Further research to determine whether or not student athletes have more or less UT Dallas based social capital than the rest of the student body would allow for a deeper understanding of the true social benefits of playing a college sport. Also, now that this study has established a relationship between transitivity and social capital, additional research into the link between social cohesion and these factors could provide insight regarding ways to improve team performance.


References

Clopton, A. W. (2012). Social Capital Gender, and the Student Athlete. Group Dynamics: Theory, Research, and Practice, 16(4), 272-288. DOI: 10.1037/a0028376.

Ellison, N. B., Lampe, C., Steinfield, C., & Vitak, J. (2011). With A Little Help From My Friends: How Social Network Sites Affect Social Capital Processes. In A Networked Self, edited by Z. Papacharissi, 124-145. New York: Routledge.

Granovetter, M. S. (1973). The strength of weak ties. American Journal of Sociology, 1360-1380. DOI: 10.1086/225469.

Jowett, S., & Chaundy, V. (2004). An Investigation Into the Impact of Coach Leadership and Coach-Athlete Relationship on Group Cohesion. Group Dynamics: Theory, Research, and Practice, 8(4), 302. DOI: 10.1037/1089-2699.8.4.302.

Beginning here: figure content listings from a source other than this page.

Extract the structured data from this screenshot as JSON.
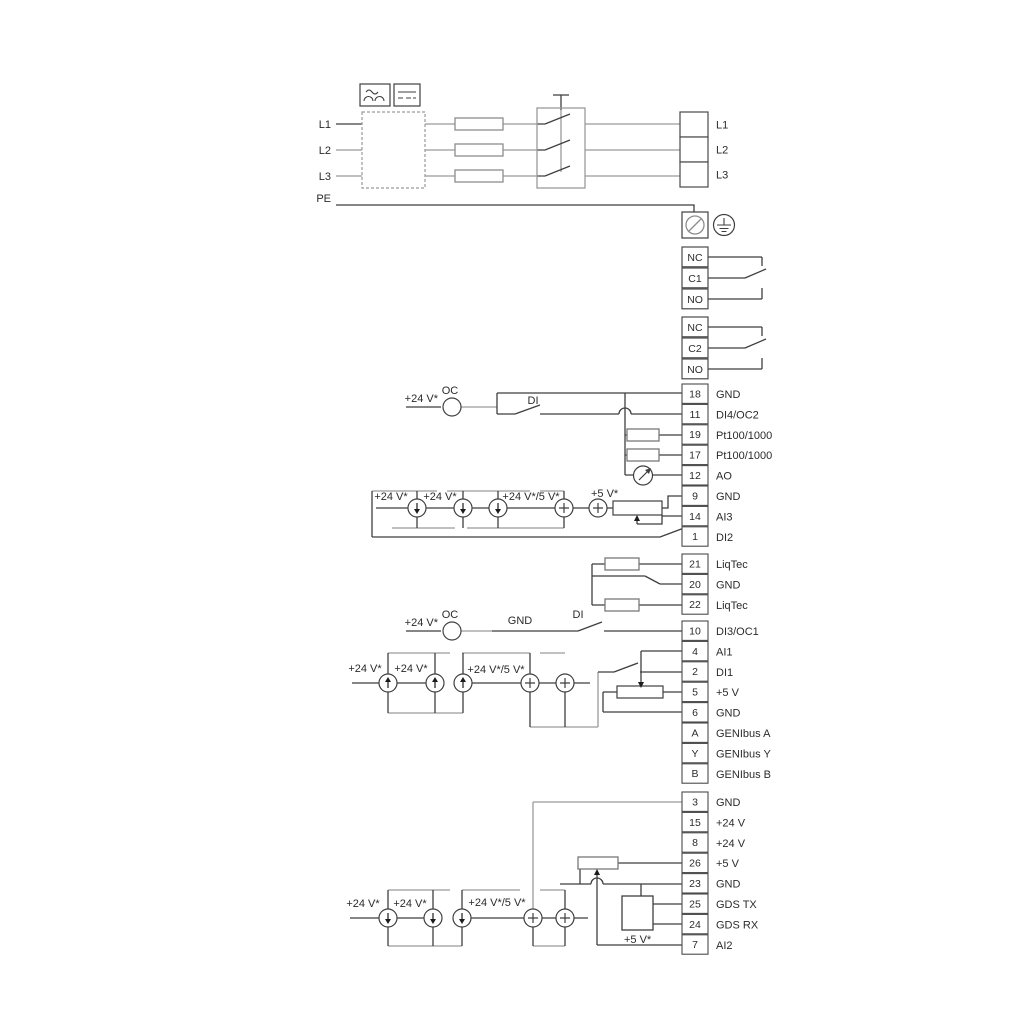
{
  "power_in": [
    "L1",
    "L2",
    "L3",
    "PE"
  ],
  "power_out": {
    "items": [
      "L1",
      "L2",
      "L3"
    ]
  },
  "relays": [
    {
      "items": [
        "NC",
        "C1",
        "NO"
      ]
    },
    {
      "items": [
        "NC",
        "C2",
        "NO"
      ]
    }
  ],
  "terminal_groups": [
    {
      "name": "io1",
      "terminals": [
        [
          "18",
          "GND"
        ],
        [
          "11",
          "DI4/OC2"
        ],
        [
          "19",
          "Pt100/1000"
        ],
        [
          "17",
          "Pt100/1000"
        ],
        [
          "12",
          "AO"
        ],
        [
          "9",
          "GND"
        ],
        [
          "14",
          "AI3"
        ],
        [
          "1",
          "DI2"
        ]
      ]
    },
    {
      "name": "liqtec",
      "terminals": [
        [
          "21",
          "LiqTec"
        ],
        [
          "20",
          "GND"
        ],
        [
          "22",
          "LiqTec"
        ]
      ]
    },
    {
      "name": "io2",
      "terminals": [
        [
          "10",
          "DI3/OC1"
        ],
        [
          "4",
          "AI1"
        ],
        [
          "2",
          "DI1"
        ],
        [
          "5",
          "+5 V"
        ],
        [
          "6",
          "GND"
        ],
        [
          "A",
          "GENIbus A"
        ],
        [
          "Y",
          "GENIbus Y"
        ],
        [
          "B",
          "GENIbus B"
        ]
      ]
    },
    {
      "name": "io3",
      "terminals": [
        [
          "3",
          "GND"
        ],
        [
          "15",
          "+24 V"
        ],
        [
          "8",
          "+24 V"
        ],
        [
          "26",
          "+5 V"
        ],
        [
          "23",
          "GND"
        ],
        [
          "25",
          "GDS TX"
        ],
        [
          "24",
          "GDS RX"
        ],
        [
          "7",
          "AI2"
        ]
      ]
    }
  ],
  "labels": {
    "v24": "+24 V*",
    "v24_5": "+24 V*/5 V*",
    "v5": "+5 V*",
    "oc": "OC",
    "di": "DI",
    "gnd": "GND"
  },
  "colors": {
    "wire_grey": "#9a9a9a",
    "wire_dark": "#3f3f3f",
    "text": "#2b2b2b"
  }
}
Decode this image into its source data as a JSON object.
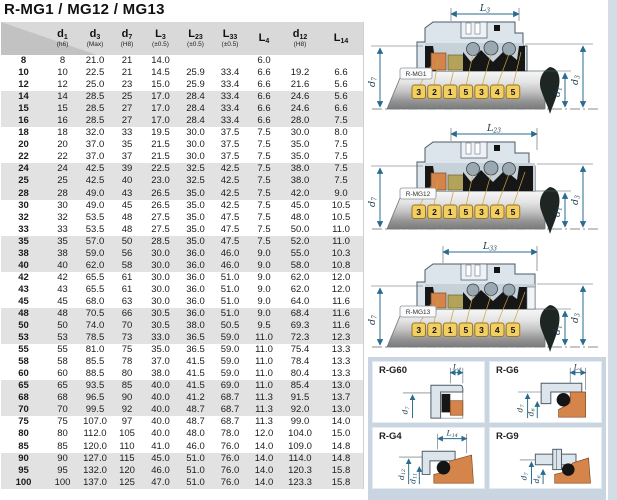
{
  "title": "R-MG1 / MG12 / MG13",
  "table": {
    "columns": [
      {
        "sym": "d",
        "sub": "1",
        "tol": "(h6)"
      },
      {
        "sym": "d",
        "sub": "3",
        "tol": "(Max)"
      },
      {
        "sym": "d",
        "sub": "7",
        "tol": "(H8)"
      },
      {
        "sym": "L",
        "sub": "3",
        "tol": "(±0.5)"
      },
      {
        "sym": "L",
        "sub": "23",
        "tol": "(±0.5)"
      },
      {
        "sym": "L",
        "sub": "33",
        "tol": "(±0.5)"
      },
      {
        "sym": "L",
        "sub": "4",
        "tol": ""
      },
      {
        "sym": "d",
        "sub": "12",
        "tol": "(H8)"
      },
      {
        "sym": "L",
        "sub": "14",
        "tol": ""
      }
    ],
    "rows": [
      {
        "label": "8",
        "values": [
          "8",
          "21.0",
          "21",
          "14.0",
          "",
          "",
          "6.0",
          "",
          ""
        ]
      },
      {
        "label": "10",
        "values": [
          "10",
          "22.5",
          "21",
          "14.5",
          "25.9",
          "33.4",
          "6.6",
          "19.2",
          "6.6"
        ]
      },
      {
        "label": "12",
        "values": [
          "12",
          "25.0",
          "23",
          "15.0",
          "25.9",
          "33.4",
          "6.6",
          "21.6",
          "5.6"
        ]
      },
      {
        "label": "14",
        "values": [
          "14",
          "28.5",
          "25",
          "17.0",
          "28.4",
          "33.4",
          "6.6",
          "24.6",
          "5.6"
        ]
      },
      {
        "label": "15",
        "values": [
          "15",
          "28.5",
          "27",
          "17.0",
          "28.4",
          "33.4",
          "6.6",
          "24.6",
          "6.6"
        ]
      },
      {
        "label": "16",
        "values": [
          "16",
          "28.5",
          "27",
          "17.0",
          "28.4",
          "33.4",
          "6.6",
          "28.0",
          "7.5"
        ]
      },
      {
        "label": "18",
        "values": [
          "18",
          "32.0",
          "33",
          "19.5",
          "30.0",
          "37.5",
          "7.5",
          "30.0",
          "8.0"
        ]
      },
      {
        "label": "20",
        "values": [
          "20",
          "37.0",
          "35",
          "21.5",
          "30.0",
          "37.5",
          "7.5",
          "35.0",
          "7.5"
        ]
      },
      {
        "label": "22",
        "values": [
          "22",
          "37.0",
          "37",
          "21.5",
          "30.0",
          "37.5",
          "7.5",
          "35.0",
          "7.5"
        ]
      },
      {
        "label": "24",
        "values": [
          "24",
          "42.5",
          "39",
          "22.5",
          "32.5",
          "42.5",
          "7.5",
          "38.0",
          "7.5"
        ]
      },
      {
        "label": "25",
        "values": [
          "25",
          "42.5",
          "40",
          "23.0",
          "32.5",
          "42.5",
          "7.5",
          "38.0",
          "7.5"
        ]
      },
      {
        "label": "28",
        "values": [
          "28",
          "49.0",
          "43",
          "26.5",
          "35.0",
          "42.5",
          "7.5",
          "42.0",
          "9.0"
        ]
      },
      {
        "label": "30",
        "values": [
          "30",
          "49.0",
          "45",
          "26.5",
          "35.0",
          "42.5",
          "7.5",
          "45.0",
          "10.5"
        ]
      },
      {
        "label": "32",
        "values": [
          "32",
          "53.5",
          "48",
          "27.5",
          "35.0",
          "47.5",
          "7.5",
          "48.0",
          "10.5"
        ]
      },
      {
        "label": "33",
        "values": [
          "33",
          "53.5",
          "48",
          "27.5",
          "35.0",
          "47.5",
          "7.5",
          "50.0",
          "11.0"
        ]
      },
      {
        "label": "35",
        "values": [
          "35",
          "57.0",
          "50",
          "28.5",
          "35.0",
          "47.5",
          "7.5",
          "52.0",
          "11.0"
        ]
      },
      {
        "label": "38",
        "values": [
          "38",
          "59.0",
          "56",
          "30.0",
          "36.0",
          "46.0",
          "9.0",
          "55.0",
          "10.3"
        ]
      },
      {
        "label": "40",
        "values": [
          "40",
          "62.0",
          "58",
          "30.0",
          "36.0",
          "46.0",
          "9.0",
          "58.0",
          "10.8"
        ]
      },
      {
        "label": "42",
        "values": [
          "42",
          "65.5",
          "61",
          "30.0",
          "36.0",
          "51.0",
          "9.0",
          "62.0",
          "12.0"
        ]
      },
      {
        "label": "43",
        "values": [
          "43",
          "65.5",
          "61",
          "30.0",
          "36.0",
          "51.0",
          "9.0",
          "62.0",
          "12.0"
        ]
      },
      {
        "label": "45",
        "values": [
          "45",
          "68.0",
          "63",
          "30.0",
          "36.0",
          "51.0",
          "9.0",
          "64.0",
          "11.6"
        ]
      },
      {
        "label": "48",
        "values": [
          "48",
          "70.5",
          "66",
          "30.5",
          "36.0",
          "51.0",
          "9.0",
          "68.4",
          "11.6"
        ]
      },
      {
        "label": "50",
        "values": [
          "50",
          "74.0",
          "70",
          "30.5",
          "38.0",
          "50.5",
          "9.5",
          "69.3",
          "11.6"
        ]
      },
      {
        "label": "53",
        "values": [
          "53",
          "78.5",
          "73",
          "33.0",
          "36.5",
          "59.0",
          "11.0",
          "72.3",
          "12.3"
        ]
      },
      {
        "label": "55",
        "values": [
          "55",
          "81.0",
          "75",
          "35.0",
          "36.5",
          "59.0",
          "11.0",
          "75.4",
          "13.3"
        ]
      },
      {
        "label": "58",
        "values": [
          "58",
          "85.5",
          "78",
          "37.0",
          "41.5",
          "59.0",
          "11.0",
          "78.4",
          "13.3"
        ]
      },
      {
        "label": "60",
        "values": [
          "60",
          "88.5",
          "80",
          "38.0",
          "41.5",
          "59.0",
          "11.0",
          "80.4",
          "13.3"
        ]
      },
      {
        "label": "65",
        "values": [
          "65",
          "93.5",
          "85",
          "40.0",
          "41.5",
          "69.0",
          "11.0",
          "85.4",
          "13.0"
        ]
      },
      {
        "label": "68",
        "values": [
          "68",
          "96.5",
          "90",
          "40.0",
          "41.2",
          "68.7",
          "11.3",
          "91.5",
          "13.7"
        ]
      },
      {
        "label": "70",
        "values": [
          "70",
          "99.5",
          "92",
          "40.0",
          "48.7",
          "68.7",
          "11.3",
          "92.0",
          "13.0"
        ]
      },
      {
        "label": "75",
        "values": [
          "75",
          "107.0",
          "97",
          "40.0",
          "48.7",
          "68.7",
          "11.3",
          "99.0",
          "14.0"
        ]
      },
      {
        "label": "80",
        "values": [
          "80",
          "112.0",
          "105",
          "40.0",
          "48.0",
          "78.0",
          "12.0",
          "104.0",
          "15.0"
        ]
      },
      {
        "label": "85",
        "values": [
          "85",
          "120.0",
          "110",
          "41.0",
          "46.0",
          "76.0",
          "14.0",
          "109.0",
          "14.8"
        ]
      },
      {
        "label": "90",
        "values": [
          "90",
          "127.0",
          "115",
          "45.0",
          "51.0",
          "76.0",
          "14.0",
          "114.0",
          "14.8"
        ]
      },
      {
        "label": "95",
        "values": [
          "95",
          "132.0",
          "120",
          "46.0",
          "51.0",
          "76.0",
          "14.0",
          "120.3",
          "15.8"
        ]
      },
      {
        "label": "100",
        "values": [
          "100",
          "137.0",
          "125",
          "47.0",
          "51.0",
          "76.0",
          "14.0",
          "123.3",
          "15.8"
        ]
      }
    ]
  },
  "diagrams": [
    {
      "label": "R-MG1",
      "top_dim": {
        "sym": "L",
        "sub": "3"
      },
      "left_dim": {
        "sym": "d",
        "sub": "7"
      },
      "right_dim_inner": {
        "sym": "d",
        "sub": "1"
      },
      "right_dim_outer": {
        "sym": "d",
        "sub": "3"
      },
      "tags": [
        "3",
        "2",
        "1",
        "5",
        "3",
        "4",
        "5"
      ]
    },
    {
      "label": "R-MG12",
      "top_dim": {
        "sym": "L",
        "sub": "23"
      },
      "left_dim": {
        "sym": "d",
        "sub": "7"
      },
      "right_dim_inner": {
        "sym": "d",
        "sub": "1"
      },
      "right_dim_outer": {
        "sym": "d",
        "sub": "3"
      },
      "tags": [
        "3",
        "2",
        "1",
        "5",
        "3",
        "4",
        "5"
      ]
    },
    {
      "label": "R-MG13",
      "top_dim": {
        "sym": "L",
        "sub": "33"
      },
      "left_dim": {
        "sym": "d",
        "sub": "7"
      },
      "right_dim_inner": {
        "sym": "d",
        "sub": "1"
      },
      "right_dim_outer": {
        "sym": "d",
        "sub": "3"
      },
      "tags": [
        "3",
        "2",
        "1",
        "5",
        "3",
        "4",
        "5"
      ]
    }
  ],
  "detail_panels": [
    {
      "label": "R-G60",
      "top_dim": {
        "sym": "L",
        "sub": "4"
      },
      "dims": [
        {
          "sym": "d",
          "sub": "7"
        }
      ]
    },
    {
      "label": "R-G6",
      "top_dim": {
        "sym": "L",
        "sub": "4"
      },
      "dims": [
        {
          "sym": "d",
          "sub": "7"
        },
        {
          "sym": "d",
          "sub": "6"
        }
      ]
    },
    {
      "label": "R-G4",
      "top_dim": {
        "sym": "L",
        "sub": "14"
      },
      "dims": [
        {
          "sym": "d",
          "sub": "12"
        },
        {
          "sym": "d",
          "sub": "11"
        }
      ]
    },
    {
      "label": "R-G9",
      "dims": [
        {
          "sym": "d",
          "sub": "7"
        },
        {
          "sym": "d",
          "sub": "6"
        }
      ]
    }
  ],
  "colors": {
    "header_gray": "#d9d9d9",
    "row_stripe": "#e2e2e2",
    "panel_bg": "#c9d5e0",
    "steel": "#dce5ec",
    "seat_orange": "#d6854a",
    "carbon_olive": "#b2a35c",
    "tag_yellow": "#f2cf63",
    "dim_blue": "#2a6b8f",
    "elastomer_black": "#161616"
  }
}
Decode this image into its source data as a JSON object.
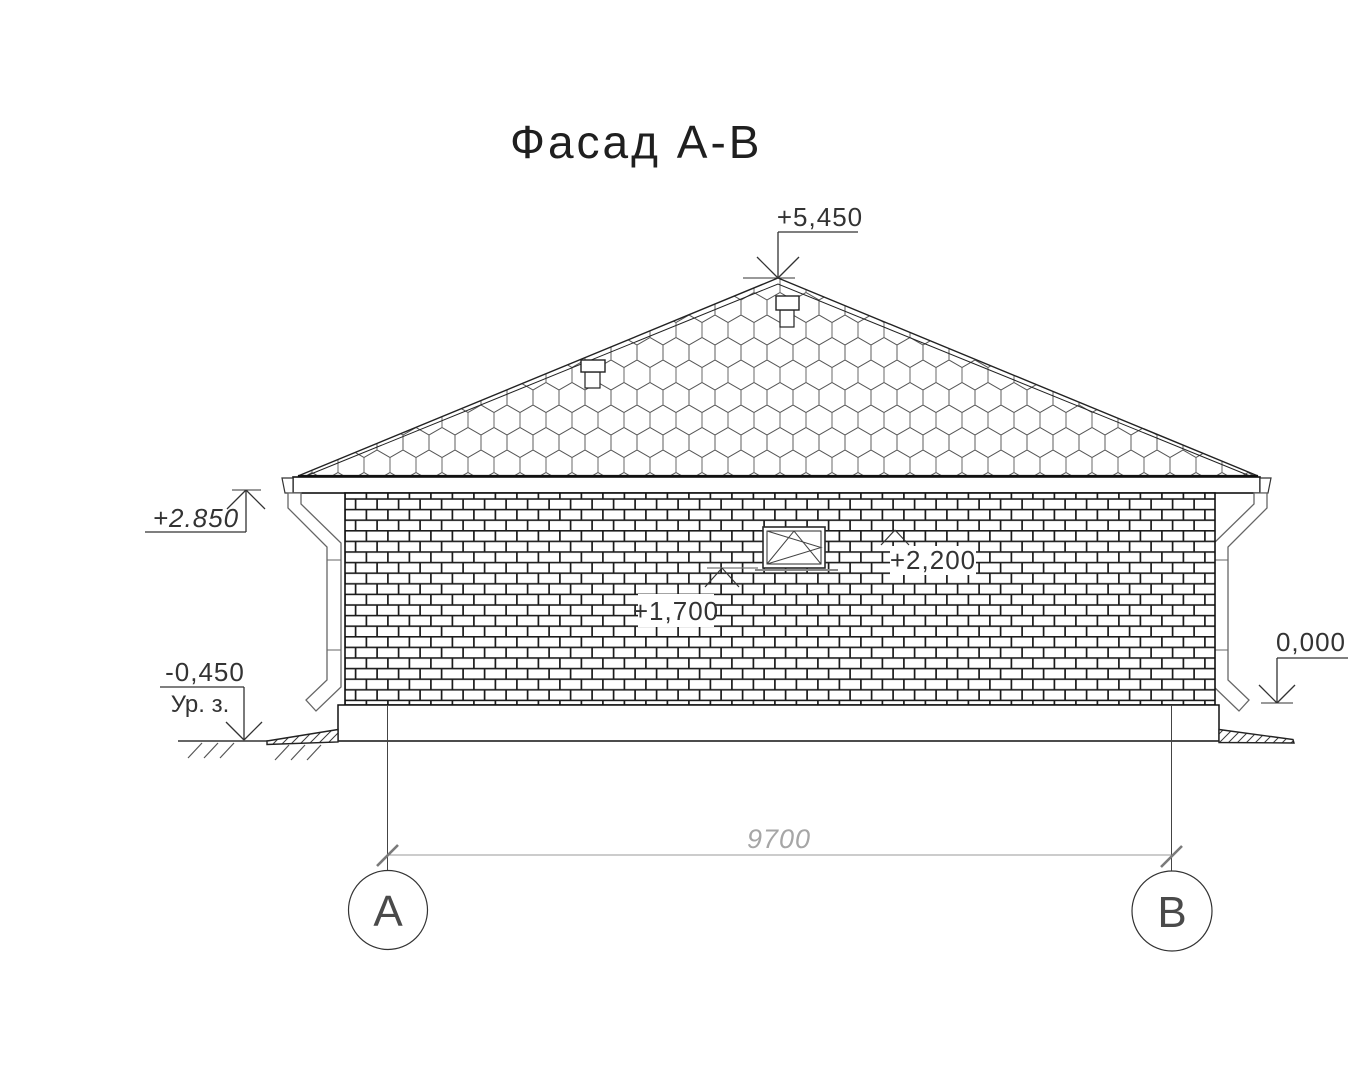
{
  "title": "Фасад А-В",
  "levels": {
    "peak": "+5,450",
    "eaves": "+2.850",
    "window_head": "+2,200",
    "window_sill": "+1,700",
    "floor": "0,000",
    "ground": "-0,450",
    "ground_label": "Ур. з."
  },
  "dimensions": {
    "span": "9700"
  },
  "axes": {
    "left": "А",
    "right": "В"
  },
  "colors": {
    "ink": "#1a1a1a",
    "dim_gray": "#9a9a9a"
  }
}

Stark, S. (2011). “College athletes suffer the greatest injustice from NCAA.” USA Today College, August 28. Accessed October 7, 2011. http://college.usatoday.com/2011/08/28/college-athletes-suffer-the-greatest-injustice-from-ncaa/

Van Emmerik, I. J. H. (2006). Gender differences in the creation of different types of social capital: A multilevel study. Social Networks, 28, 24-37. DOI: 10.1016/j.socnet.2005.04.002.